The Ballybrack puncher fights tonight for the fourth time as a professional and has a ‘problem’ that few fighters have.
After initially being packaged as a light welterweight, O’Connor’s reading on the scales just keeps going down to the extend that, fully dressed and with a belly full of food, the Dubliner came in a pound under the lightweight limit at 134lbs at yesterday’s weigh-in.
O’Connor’s future is at super featherweight and he continues this journey on the ‘Celtic Clash 6’ card at Good Counsel GAA Club in Drimnagh versus Bulgarian Slaveya Stefanov [4(2)-5(3)].
The charismatic fighter is feeling in the shape of his career and explained to Irish-Boxing.com how “I’ve had a lifestyle change, all the training and Adam Hennessy, the guy I’m doing Strength and Conditioning with, is very smart, he’s very young but he’s one of the most qualified PTs in the country, he’s a brainbox. He tells me what to do, I listen, and it works.”
“I could have done super featherweight! I’ve done nothing since Tuesday, I was in the gym Tuesday and then I just stopped, chilled out, sold tickets, and this morning, after no salt bath or nothing, I weighed myself and I was 60kg [132lbs] on the dot, so I had some eggs and water and I was still underweight so I weighed in in my clothes.”

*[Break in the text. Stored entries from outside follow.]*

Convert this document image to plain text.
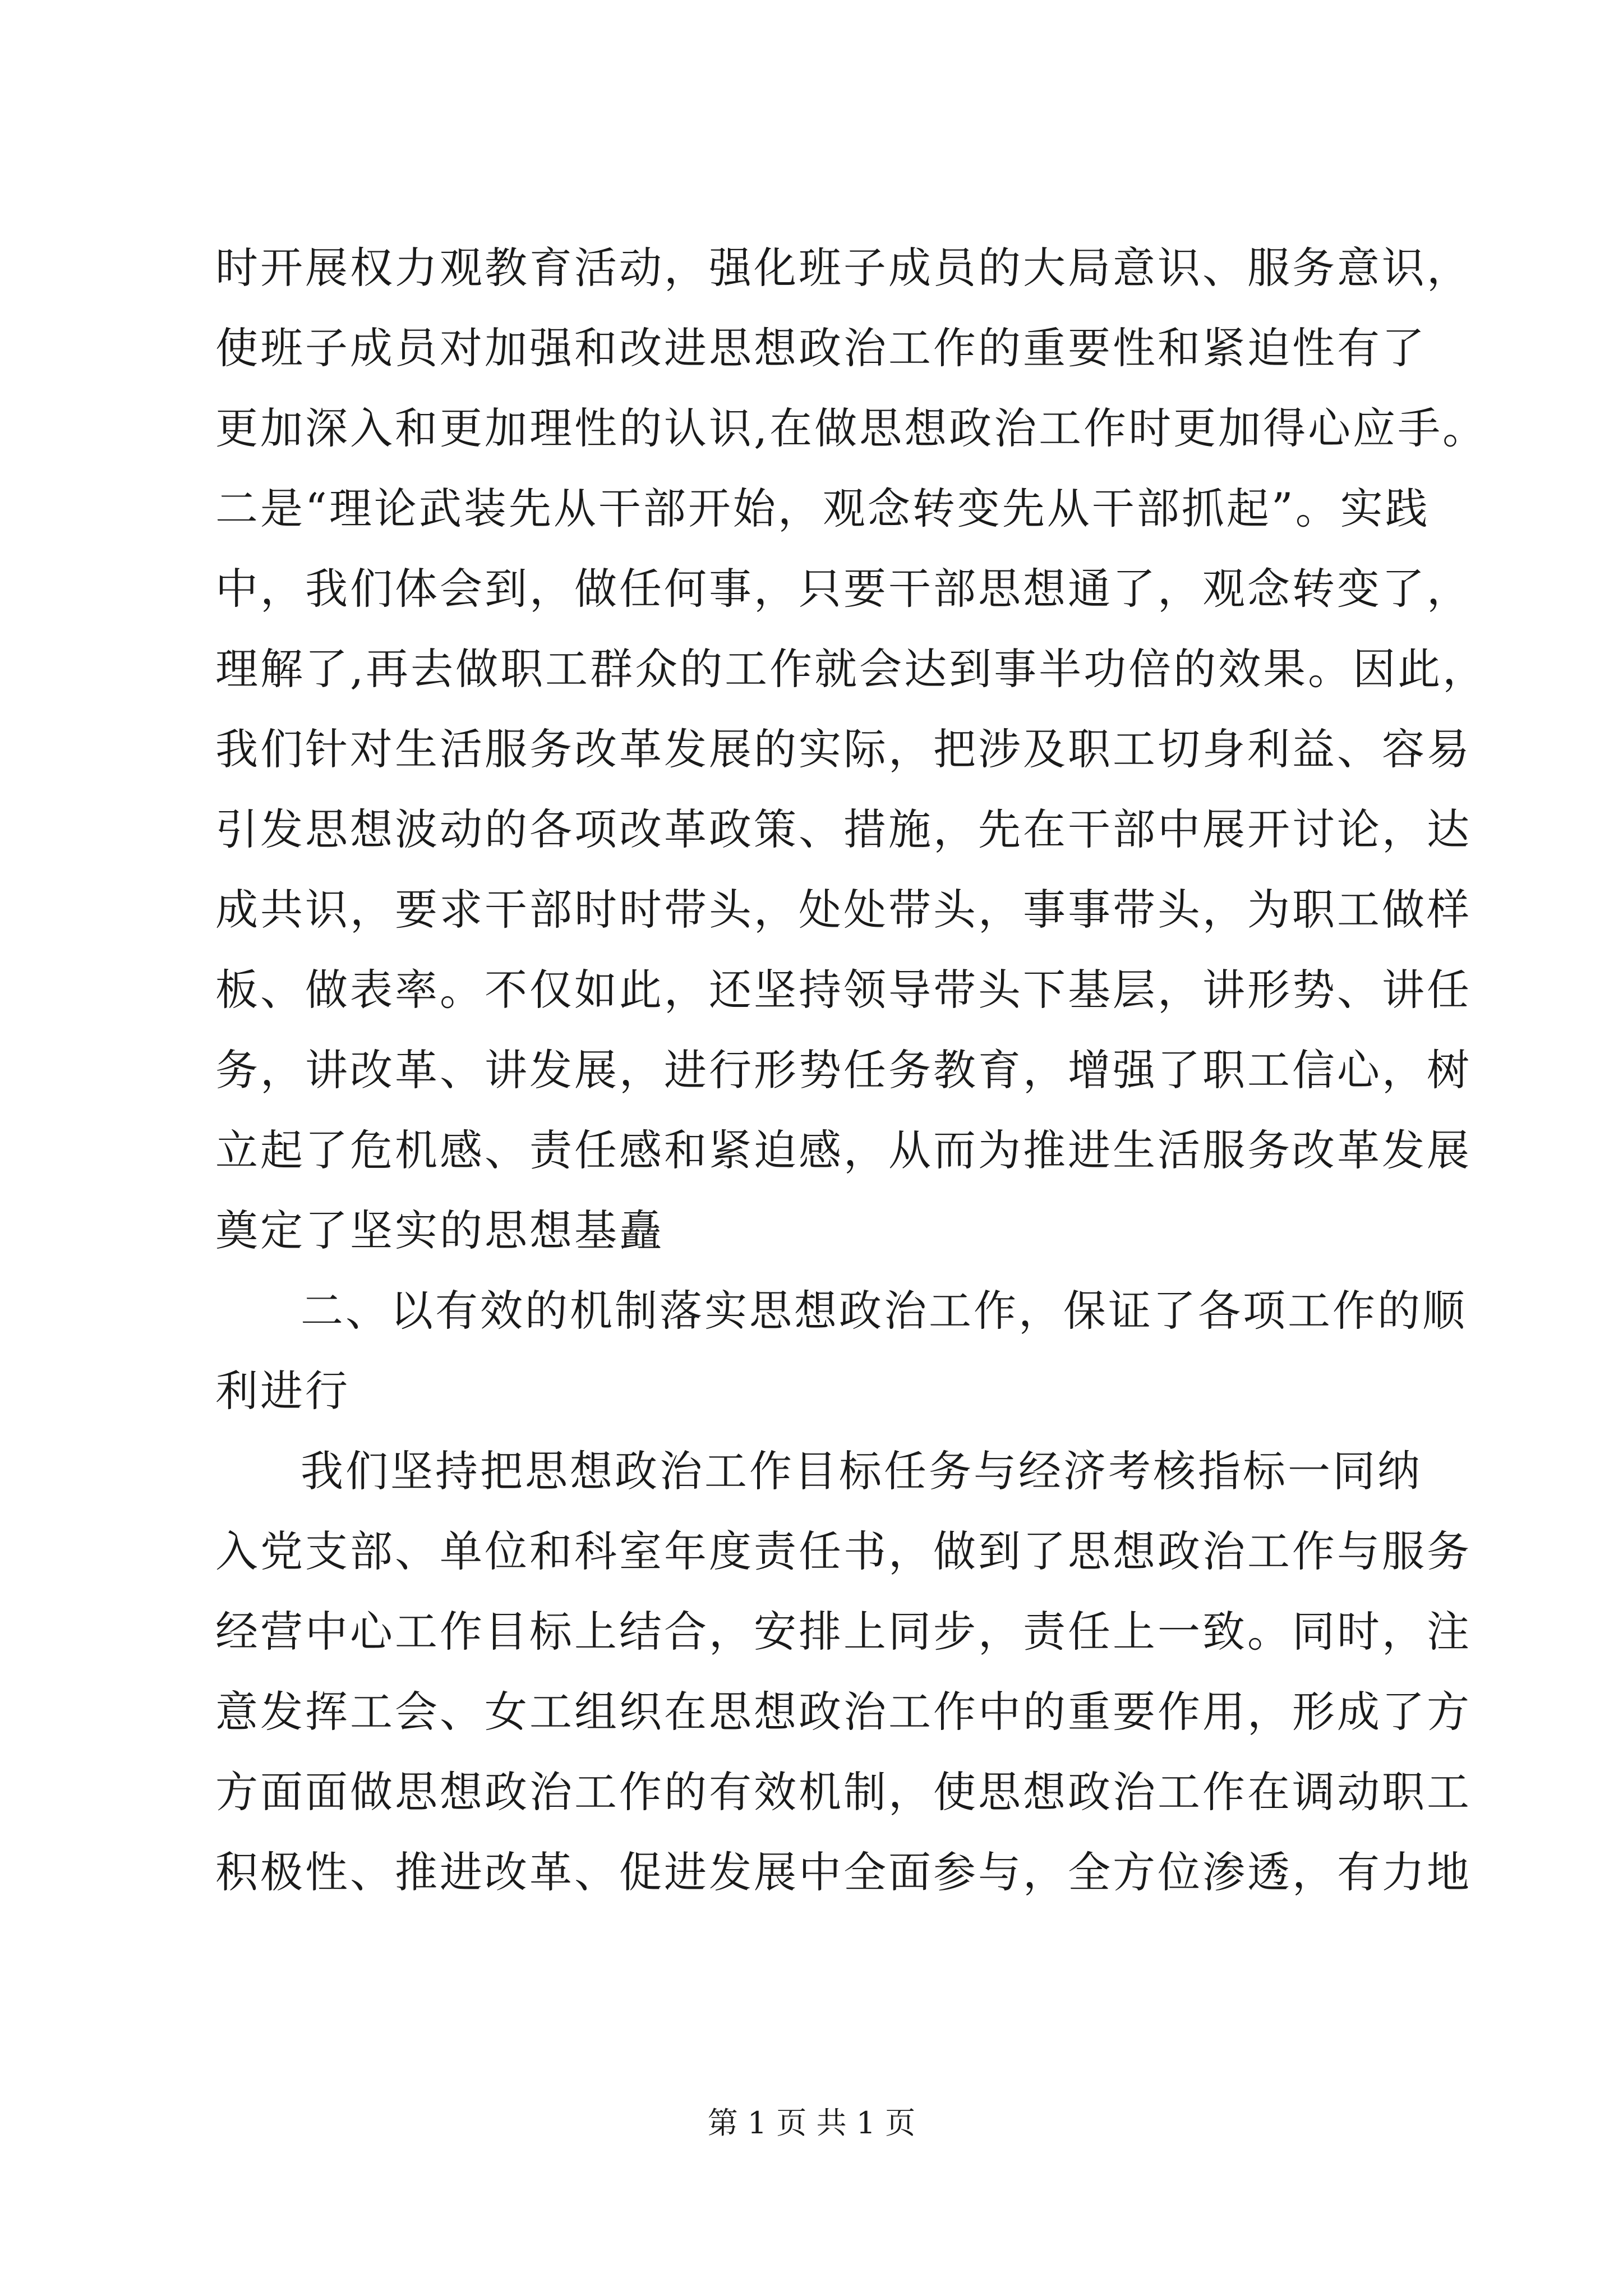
时开展权力观教育活动，强化班子成员的大局意识、服务意识，
使班子成员对加强和改进思想政治工作的重要性和紧迫性有了
更加深入和更加理性的认识,在做思想政治工作时更加得心应手。
二是“理论武装先从干部开始，观念转变先从干部抓起”。实践
中，我们体会到，做任何事，只要干部思想通了，观念转变了，
理解了,再去做职工群众的工作就会达到事半功倍的效果。因此，
我们针对生活服务改革发展的实际，把涉及职工切身利益、容易
引发思想波动的各项改革政策、措施，先在干部中展开讨论，达
成共识，要求干部时时带头，处处带头，事事带头，为职工做样
板、做表率。不仅如此，还坚持领导带头下基层，讲形势、讲任
务，讲改革、讲发展，进行形势任务教育，增强了职工信心，树
立起了危机感、责任感和紧迫感，从而为推进生活服务改革发展
奠定了坚实的思想基矗
二、以有效的机制落实思想政治工作，保证了各项工作的顺
利进行
我们坚持把思想政治工作目标任务与经济考核指标一同纳
入党支部、单位和科室年度责任书，做到了思想政治工作与服务
经营中心工作目标上结合，安排上同步，责任上一致。同时，注
意发挥工会、女工组织在思想政治工作中的重要作用，形成了方
方面面做思想政治工作的有效机制，使思想政治工作在调动职工
积极性、推进改革、促进发展中全面参与，全方位渗透，有力地
第 1 页 共 1 页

While super featherweight is the eventual destination, O’Connor admits he could be enticed to replicate Monkstown’s Karl Kelly – who steps up two weights to fight Victor Rabei for the BUI Celtic light welterweight title in one of tonight’s headline fights.
“I’d have no problem fighting up at the weight, no problem,” he promises.
“I’d go up to that weight and I’d hold my strength. I’m sparring welterweights.”
Before all this, however, he must focus on Stefanov.
His first six rounder, a win here would strengthen O’Connor’s case for a shot at a BUI Celtic title – with the super featherweight belt currently held by Sallynoggin’s Stephen McAfee while there is another Dubliner at the weight looking for domestics in Crumlin’s Aiden Metcalfe
Following two knockouts in his past two fights, O’Connor is expected to dispose of Stefanov with little fuss but he is wary of fretting too much over how he gets the job done.
The Tony Davitt managed and trained fighter noted how “I want to get the rounds in but I don’t know if this lad will give that to me. I could do eight.”
“I don’t know whether to go out and try get the rounds in, I’m not sure, I don’t want to chase him around either, it will be hard to look good against this lad.”
“I’ll just try box to the best of my ability, show how good I am, and not worry about it [looking good], if a stoppage comes, it comes.”
“I’m new to professional boxing, it’s a different game to amateur boxing. I’m still learning, I’m not letting my ego build, I know exactly what these [fights] are.”
“I’m just keeping tunnel-vision like Tony says to me, I’m staying focused.”
O’Connor wants this tunnel to be relatively short and wants to make the move to big fights in the near future.
Domestic fights with the likes of McAfee and Metcalfe appeal, as does the chance to fight abroad.
However, O’Connor isn’t keen to be a huge underdog and explained how “I’d like a 50-50, I want to be getting as much out of it as he’s getting out of it.”
“You get to the stage in your career where you’re at 8-0, you’ve probably done eight rounds, and then it’s time to take a chance.”
“No disrespect, some of the lads going to fight in England, they’re going over to fight for money, it’s a good chance.”
“I’d like fight on the road, I’d like to do it soon. For example, the lads DDP in Australia, I’d love to fight on one of the bills over there.”